Le studio Ghibli, ici sous la houlette du fils d’Hayao Miyazaki, Goro, s’essaye à l’animation 3D pour une adaptation d’un roman de Diana Wynne Jones. Des enfants, des sorcières, de la magie, beaucoup des ingrédients Ghibli sont là, mais il n’est pas sûr que cette nouvelle recette fonctionne… Critique de cette immense déception, vue dans le cadre du Festival de Gérardmer.
Ci-gît Ghibli
En 2013, après la sortie de Le vent se lève, Hayao Miyazaki prenait (à nouveau) sa retraite. En 2018, l’autre grand pilier fondateur du studio, Isao Takahata – un peu à l’ombre de son partenaire, on lui doit pourtant certains des plus beaux films du studio – décédait, son dernier projet demeurant alors le Conte de la princesse Kaguya sorti la même année que Le vent se lève. Depuis, les productions du studio, les travaux notables estampillés Ghibli comme Souvenirs de Marnie (Hiromasa Yonebayashi, 2014) et la coproduction La Tortue Rouge (Michael Dudok de Wit, 2017) se sont faits bien plus rares. Et même si Hayao Miyazaki est – à nouveau – sorti de sa retraite, son nouveau bébé ne devrait pas arriver sur nos écrans avant plusieurs années. D’ici là, l’arrivée d’Aya et la Sorcière, téléfilm co-produit avec la chaine de télévision Japonaise NHK, constituait en soi un petit événement. Troisième film pour Ghibli réalisé par le fils d’Hayao, Goro Miyazaki, c’est aussi la première fois que le studio s’aventure sur un terrain jusqu’alors inexploré, l’animation en 3D. Et il est bien possible que cette toute nouvelle tentative ne soit pas de plus heureuses.
La toute première scène du long-métrage annonce en effet la couleur, et met en exergue tous ses défauts. Une course poursuite à moto défile ainsi devant nos yeux, et déjà quelque chose dans Aya et la Sorcière a l’air de sonner faux. Il faut en tout premier lieu aborder le souci majeur et ce qui saute aux yeux d’emblée : le film est laid. Difficile de comprendre les choix esthétiques de cette animation en volume, très « plastique », lisse, manquant d’originalité et, très paradoxalement… De relief. L’essai de transposition de l’esthétique « Ghibli », simple et épurée, d’une beauté saisissante dans tous les grands classiques de l’animation qui ont fait la réputation du studio, est visiblement un échec. Ce mélange hybride, entre une esthétique Ghibli et une animation similaire à celle du récent Lupin III : The first (Takashi Yamazaki, 2020) – elle plutôt réussi – ne fonctionne pas.
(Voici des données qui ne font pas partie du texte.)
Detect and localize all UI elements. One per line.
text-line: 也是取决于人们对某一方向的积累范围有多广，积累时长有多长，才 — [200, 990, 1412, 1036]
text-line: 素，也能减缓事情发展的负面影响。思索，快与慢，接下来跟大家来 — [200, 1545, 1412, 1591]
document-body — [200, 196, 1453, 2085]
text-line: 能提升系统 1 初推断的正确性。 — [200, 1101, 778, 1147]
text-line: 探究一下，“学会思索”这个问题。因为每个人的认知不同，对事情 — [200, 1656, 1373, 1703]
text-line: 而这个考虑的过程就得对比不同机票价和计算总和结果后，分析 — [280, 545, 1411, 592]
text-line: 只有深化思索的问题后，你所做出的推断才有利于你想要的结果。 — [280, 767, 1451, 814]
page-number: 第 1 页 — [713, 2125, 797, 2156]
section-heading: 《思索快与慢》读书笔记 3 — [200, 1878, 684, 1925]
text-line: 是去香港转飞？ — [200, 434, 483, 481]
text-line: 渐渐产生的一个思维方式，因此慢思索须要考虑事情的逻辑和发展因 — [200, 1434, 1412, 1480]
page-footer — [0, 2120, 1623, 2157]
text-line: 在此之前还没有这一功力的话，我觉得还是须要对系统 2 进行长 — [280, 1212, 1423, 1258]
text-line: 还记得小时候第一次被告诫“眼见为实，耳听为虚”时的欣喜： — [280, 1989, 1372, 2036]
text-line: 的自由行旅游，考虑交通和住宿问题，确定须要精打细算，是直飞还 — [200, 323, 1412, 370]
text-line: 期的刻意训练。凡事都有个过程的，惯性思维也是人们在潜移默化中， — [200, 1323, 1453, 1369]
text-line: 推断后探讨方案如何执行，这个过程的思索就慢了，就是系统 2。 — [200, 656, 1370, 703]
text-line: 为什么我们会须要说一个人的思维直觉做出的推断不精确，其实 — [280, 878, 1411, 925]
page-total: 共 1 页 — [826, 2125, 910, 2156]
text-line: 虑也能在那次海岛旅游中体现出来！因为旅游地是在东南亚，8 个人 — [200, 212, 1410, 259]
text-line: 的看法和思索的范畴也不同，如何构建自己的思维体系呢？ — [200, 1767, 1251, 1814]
Cette impression de « mauvaise transposition » est d’autant plus claire avec les génériques d’introduction et de fin, composés d’animation plus classiques et de dessins « traditionnels », qui nous font vite regretter que le long-métrage ne leur ressemble pas.
Cependant cette animation figée qui peine à faire naitre chez le spectateur la moindre émotion, n’est pas l’unique problème d’Aya et la Sorcière. Les effets sonores, tout comme le montage, semblent plus d’une fois inaboutis, saccadés, maladroits. Mais c’est aussi et surtout l’intrigue et les personnages qui font cruellement défaut durant ces 82 minutes. Ainsi, difficile de trouver la moindre empathie pour Aya, jeune orpheline, ni pour Bella Yaga et Mandrake, la sorcière et le magicien qui l’adoptent. Au contraire, tout ce petit monde sans exception demeure assez agaçant tout du long. Tous sont colériques, et semblent en proie à des sautes d’humeurs et des expressions faciales des plus aléatoires. Par ailleurs difficile de trouver le moindre intérêt dans la suite d’événements sensés composés le récit, se déroulant majoritairement dans la petite maison de Bella Yaga et Mandrake. Pire, le dernier plan du film semble être le moment où les péripéties et l’intrigue devraient en réalité commencer. Les précédents films de Goro Miyazaki ont souvent été – à tort si vous voulez notre avis – considérés comme mineurs dans la filmographie du studio. Malheureusement ce n’est probablement pas Aya et la Sorcière qui viendra détourner ses détracteurs de leurs premiers avis.